The first cut should go from the perimeter of the egg white into the center of the yolk, allowing runny yolk to spread into the cut and make sure that your first bites have some yolk on them. Once about half the egg white has been eaten, just make sure to cut each bite to include a little yolk and a little egg.

As for firmness of the yolk: when I was young, I hated runny eggs and even broke the yolk while cooking to ensure it was fully cooked. I can’t remember what age started my transformation into proper egg eating, but I think it was during my high school years. Today, my technique is sunny side up, but cooked with a lid over it to make sure the top steams thoroughly. The pan temperature is high enough to get crispy edges around the white even covered.

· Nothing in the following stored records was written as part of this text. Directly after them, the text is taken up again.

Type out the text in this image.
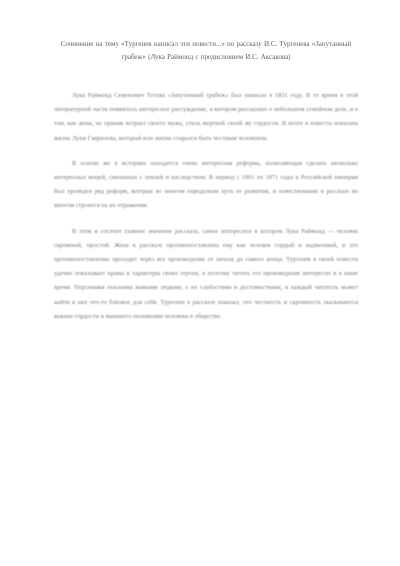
Сочинение на тему «Тургенев написал эти повести...» по рассказу И.С. Тургенева «Запутанный грабеж» (Лука Раймонд с предисловием И.С. Аксакова)

Лука Раймонд Семенович Тетова «Запутанный грабеж» был написан в 1851 году. В то время в этой литературной части появилось интересное рассуждение, в котором рассказано о небольшом семейном деле, и о том, как жена, не приняв всерьез своего мужа, стала жертвой своей же гордости. В итоге в повести показана жизнь Луки Гаврилова, который всю жизнь старался быть честным человеком.

В основе же в историях находится очень интересная реформа, позволяющая сделать несколько интересных вещей, связанных с землей и наследством. В период с 1861 по 1871 годы в Российской империи был проведен ряд реформ, которые во многом определили путь ее развития, и повествование в рассказе во многом строится на их отражении.

В этом и состоит главное значение рассказа, самое интересное в котором Лука Раймонд — человек скромный, простой. Жена в рассказе противопоставлена ему как человек гордый и надменный, и это противопоставление проходит через все произведение от начала до самого конца. Тургенев в своей повести удачно показывает нравы и характеры своих героев, и поэтому читать его произведение интересно и в наше время. Персонажи показаны живыми людьми, с их слабостями и достоинствами, и каждый читатель может найти в них что-то близкое для себя. Тургенев в рассказе показал, что честность и скромность оказываются важнее гордости и внешнего положения человека в обществе.
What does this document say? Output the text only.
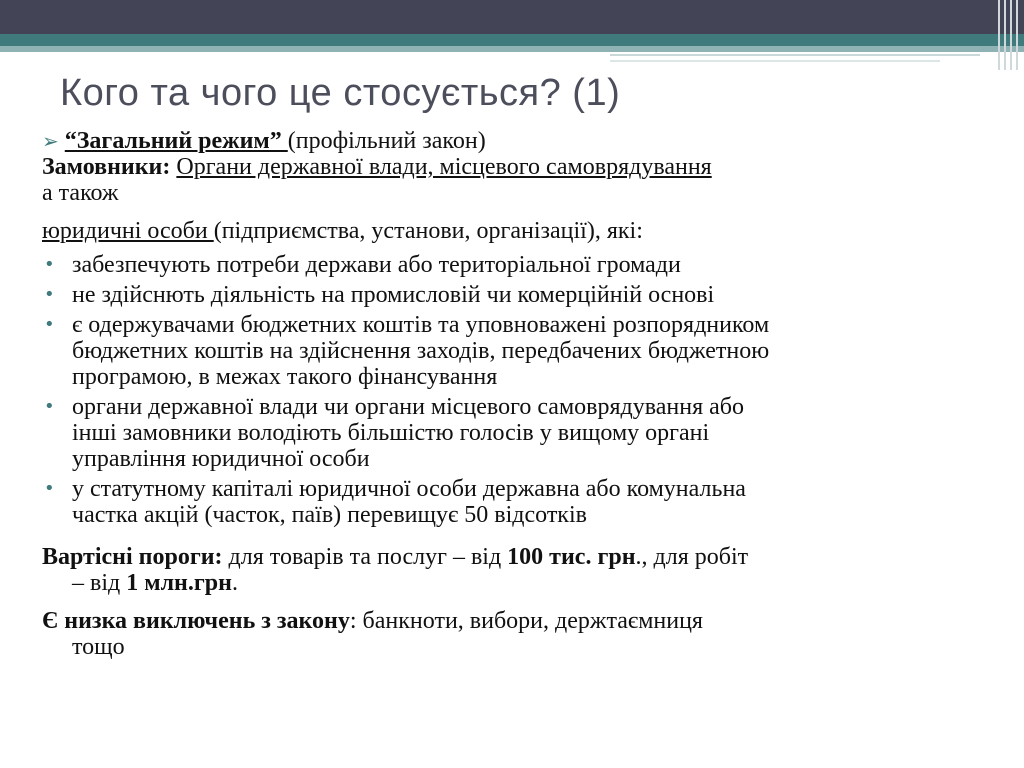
Кого та чого це стосується? (1)
➢ “Загальний режим” (профільний закон)
Замовники: Органи державної влади, місцевого самоврядування
а також
юридичні особи (підприємства, установи, організації), які:
• забезпечують потреби держави або територіальної громади
• не здійснють діяльність на промисловій чи комерційній основі
• є одержувачами бюджетних коштів та уповноважені розпорядником
бюджетних коштів на здійснення заходів, передбачених бюджетною
програмою, в межах такого фінансування
• органи державної влади чи органи місцевого самоврядування або
інші замовники володіють більшістю голосів у вищому органі
управління юридичної особи
• у статутному капіталі юридичної особи державна або комунальна
частка акцій (часток, паїв) перевищує 50 відсотків
Вартісні пороги: для товарів та послуг – від 100 тис. грн., для робіт
– від 1 млн.грн.
Є низка виключень з закону: банкноти, вибори, держтаємниця
тощо
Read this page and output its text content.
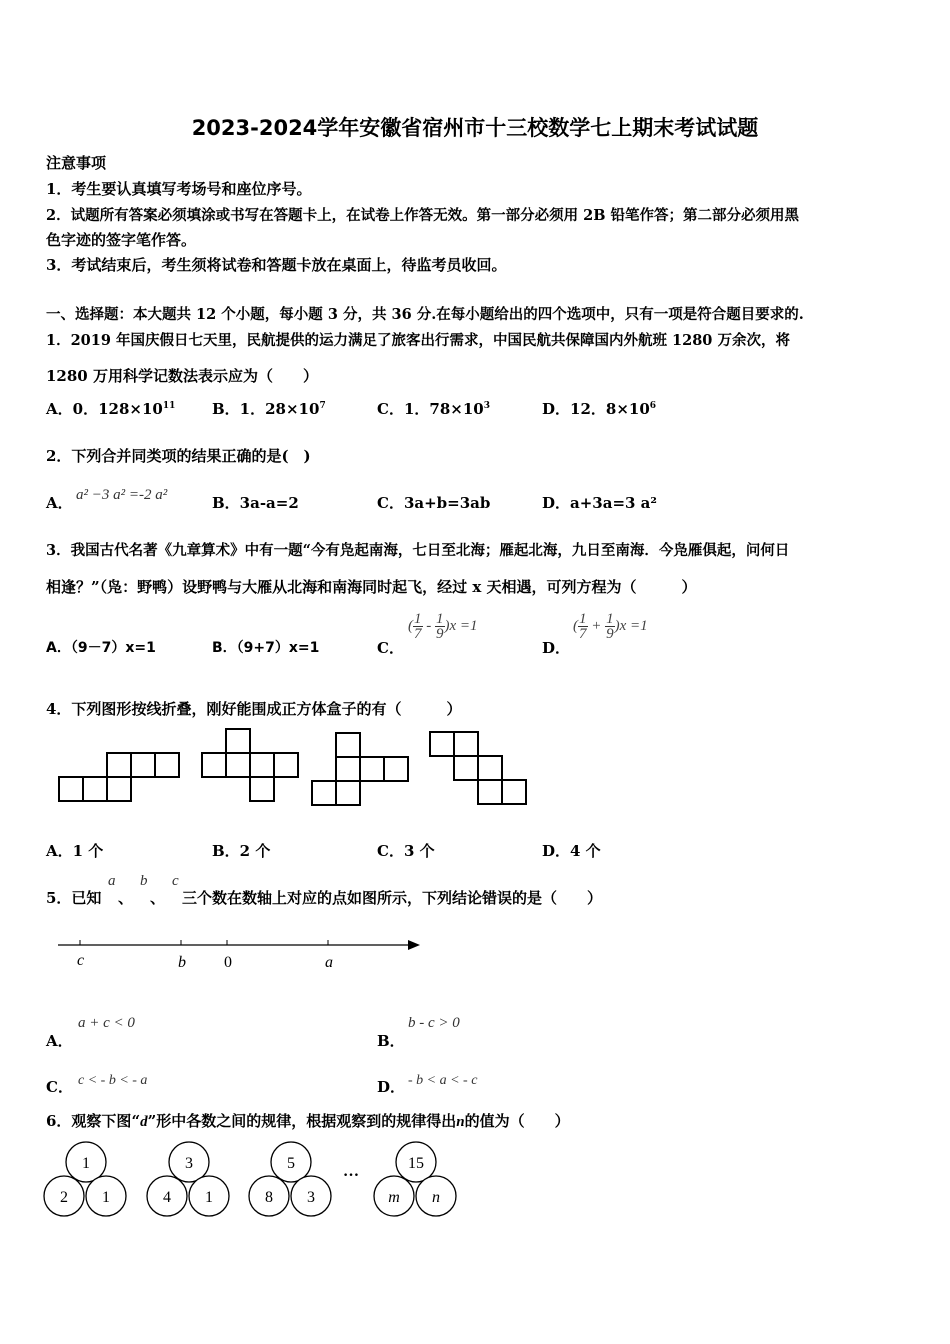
2023-2024学年安徽省宿州市十三校数学七上期末考试试题
注意事项
1．考生要认真填写考场号和座位序号。
2．试题所有答案必须填涂或书写在答题卡上，在试卷上作答无效。第一部分必须用 2B 铅笔作答；第二部分必须用黑
色字迹的签字笔作答。
3．考试结束后，考生须将试卷和答题卡放在桌面上，待监考员收回。
一、选择题：本大题共 12 个小题，每小题 3 分，共 36 分.在每小题给出的四个选项中，只有一项是符合题目要求的.
1．2019 年国庆假日七天里，民航提供的运力满足了旅客出行需求，中国民航共保障国内外航班 1280 万余次，将
1280 万用科学记数法表示应为（　　）
A．0．$128\times 10^{11}$ B．1．$28\times 10^7$	C．1．$78\times 10^3$	D．12．$8\times 10^6$
2．下列合并同类项的结果正确的是(　)
A． a² −3 a² =-2 a²	B．3a-a=2	C．3a+b=3ab	D．a+3a=3 a²
3．我国古代名著《九章算术》中有一题“今有凫起南海，七日至北海；雁起北海，九日至南海．今凫雁俱起，问何日
相逢？”（凫：野鸭）设野鸭与大雁从北海和南海同时起飞，经过 x 天相遇，可列方程为（　　　）
A．（9－7）x=1	B．（9+7）x=1	C．
( $\frac{1}{7} - \frac{1}{9} )x =1$
D．
( $\frac{1}{7} + \frac{1}{9} )x =1$
4．下列图形按线折叠，刚好能围成正方体盒子的有（　　　）
A．1 个	B．2 个	C．3 个	D．4 个
5．已知
a
、
b
、
c
三个数在数轴上对应的点如图所示，下列结论错误的是（　　）
c	b 0	a
A．
a + c < 0
B．
b - c > 0
C． c < - b < - a	D． - b < a < - c
6．观察下图“d”形中各数之间的规律，根据观察到的规律得出n的值为（　　）
1
2 1
3
4 1
5
8 3
…	15
m n
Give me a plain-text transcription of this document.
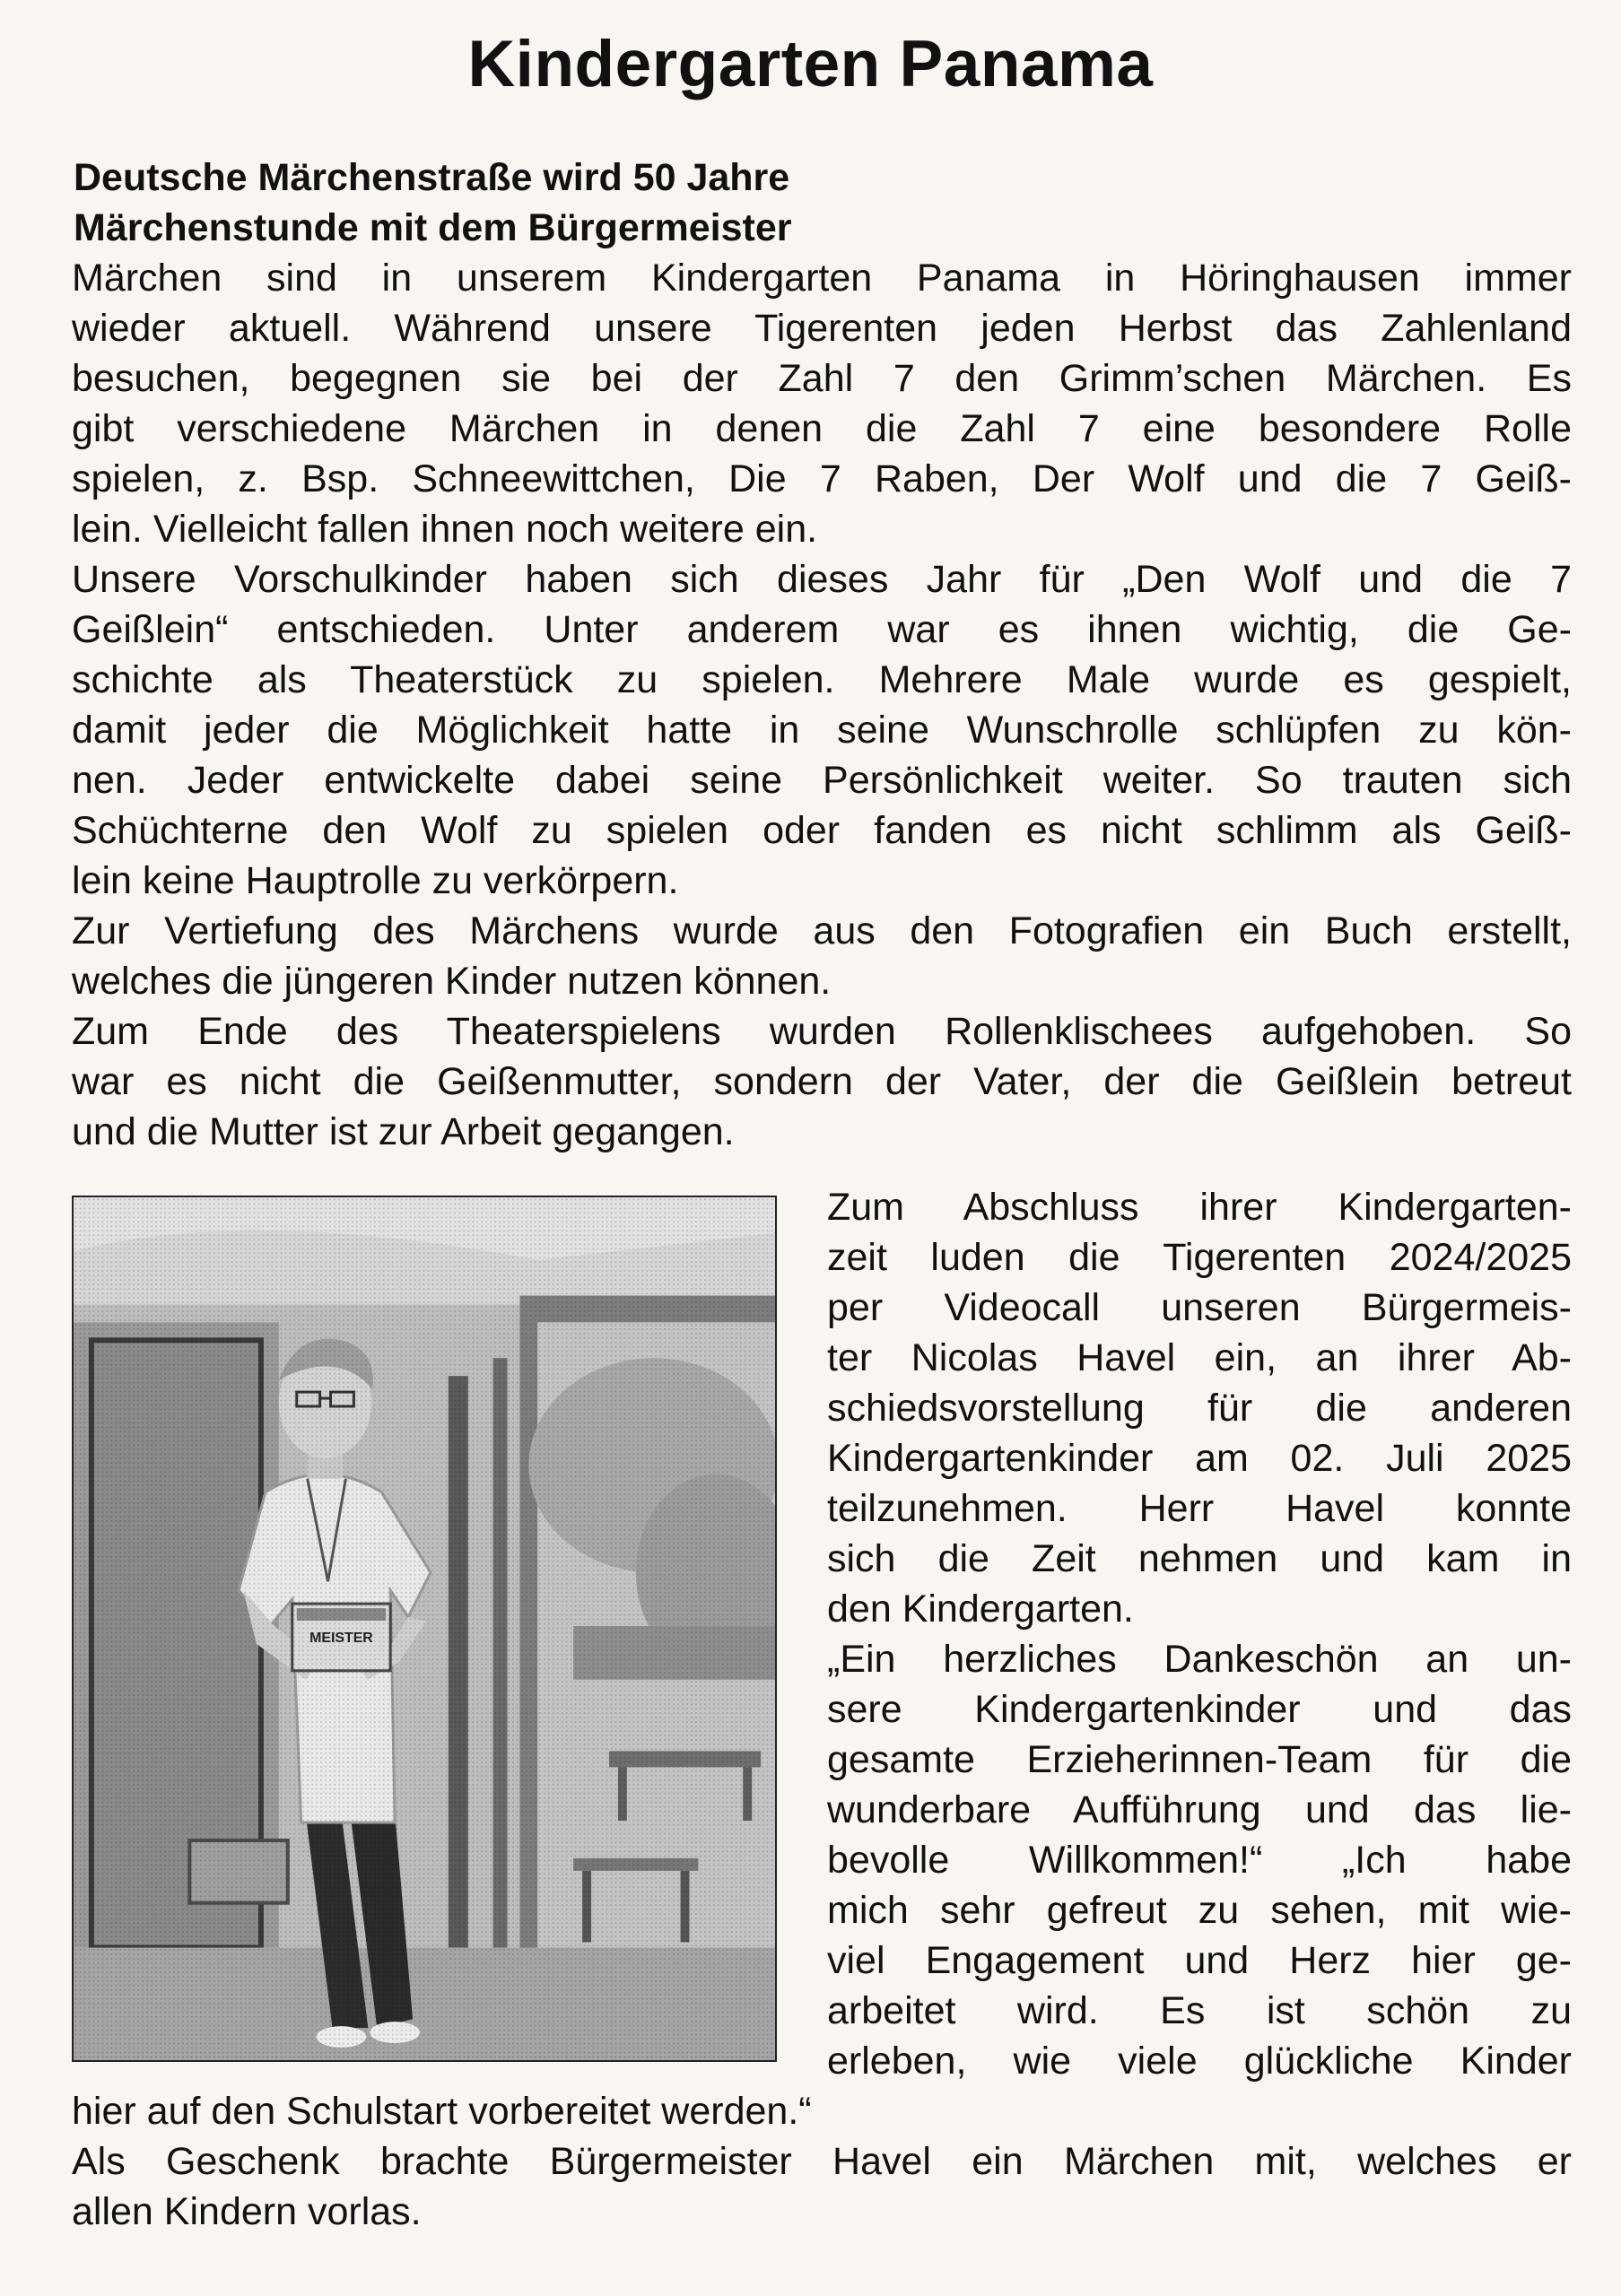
Kindergarten Panama
Deutsche Märchenstraße wird 50 Jahre
Märchenstunde mit dem Bürgermeister
Märchen sind in unserem Kindergarten Panama in Höringhausen immer
wieder aktuell. Während unsere Tigerenten jeden Herbst das Zahlenland
besuchen, begegnen sie bei der Zahl 7 den Grimm’schen Märchen. Es
gibt verschiedene Märchen in denen die Zahl 7 eine besondere Rolle
spielen, z. Bsp. Schneewittchen, Die 7 Raben, Der Wolf und die 7 Geiß-
lein. Vielleicht fallen ihnen noch weitere ein.
Unsere Vorschulkinder haben sich dieses Jahr für „Den Wolf und die 7
Geißlein“ entschieden. Unter anderem war es ihnen wichtig, die Ge-
schichte als Theaterstück zu spielen. Mehrere Male wurde es gespielt,
damit jeder die Möglichkeit hatte in seine Wunschrolle schlüpfen zu kön-
nen. Jeder entwickelte dabei seine Persönlichkeit weiter. So trauten sich
Schüchterne den Wolf zu spielen oder fanden es nicht schlimm als Geiß-
lein keine Hauptrolle zu verkörpern.
Zur Vertiefung des Märchens wurde aus den Fotografien ein Buch erstellt,
welches die jüngeren Kinder nutzen können.
Zum Ende des Theaterspielens wurden Rollenklischees aufgehoben. So
war es nicht die Geißenmutter, sondern der Vater, der die Geißlein betreut
und die Mutter ist zur Arbeit gegangen.
Zum Abschluss ihrer Kindergarten-
zeit luden die Tigerenten 2024/2025
per Videocall unseren Bürgermeis-
ter Nicolas Havel ein, an ihrer Ab-
schiedsvorstellung für die anderen
Kindergartenkinder am 02. Juli 2025
teilzunehmen. Herr Havel konnte
sich die Zeit nehmen und kam in
den Kindergarten.
„Ein herzliches Dankeschön an un-
sere Kindergartenkinder und das
gesamte Erzieherinnen-Team für die
wunderbare Aufführung und das lie-
bevolle Willkommen!“ „Ich habe
mich sehr gefreut zu sehen, mit wie-
viel Engagement und Herz hier ge-
arbeitet wird. Es ist schön zu
erleben, wie viele glückliche Kinder
hier auf den Schulstart vorbereitet werden.“
Als Geschenk brachte Bürgermeister Havel ein Märchen mit, welches er
allen Kindern vorlas.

First, season over-easy eggs with a little salt and a lot of pepper.

Second, break the film on the yolk with buttered toast and take a bite of the yolk-soaked toast. The breaking-of-the-yolk can also be done with bacon or link sausage.

Third, mix eggs with hash brown or home fries. Yum!

Alternatively, if serving your eggs with pancakes, waffles, or french toast, place the egg on top, break the yolk, allow it to soak into the pancakes, then pour syrup over everything. Also yum!

I just place my mouth over the yolk, and then slurp.

Hard.

Unless it’s in a sandwich, I’ll open it on a piece of toast–toast soaked with hot yolk is nicer than scrubbing yolk up off the plate–then cut it into bitesized pieces from the outer whitey bits, working toward the center.

I vote for this.

If they’re on the plate, along with sausages/bacon/ham and toast, I eat about 50% of the white speared up with meat and a bite of toast, then cut into the edge of the yolk and let it ooze out onto the plate. The following bites of egg, meat, and toast are garnished with the delicious, delicious yolk.

Once in a while I will fry an egg and set it upon one half of a slice of soft white bread, then fold the bread over it and lift it in my hands to eat sandwich style. The aim here is to nibble the sandwich down, bite into the yolk, then get some yolk in every bite without letting the yolk dribble down over the fingers.

I’ve told my children this is like having a delicious breakfast and an exciting game all at the same time.

I am glad to see that a few of us are intelligent enough to fry our eggs until they are DONE. Runny yolk is an abomination and runny white has been known to make me throw up in my mouth and not a little. I break the yoke with a fork so that there is no bare white glaring at me and cook the egg (in butter, naturally) until cooked hard. When I was a kid my gramma would fry eggs for the family and she always made me wait until she broke a yolk. Which she never did. So I got my egg last. Sigh.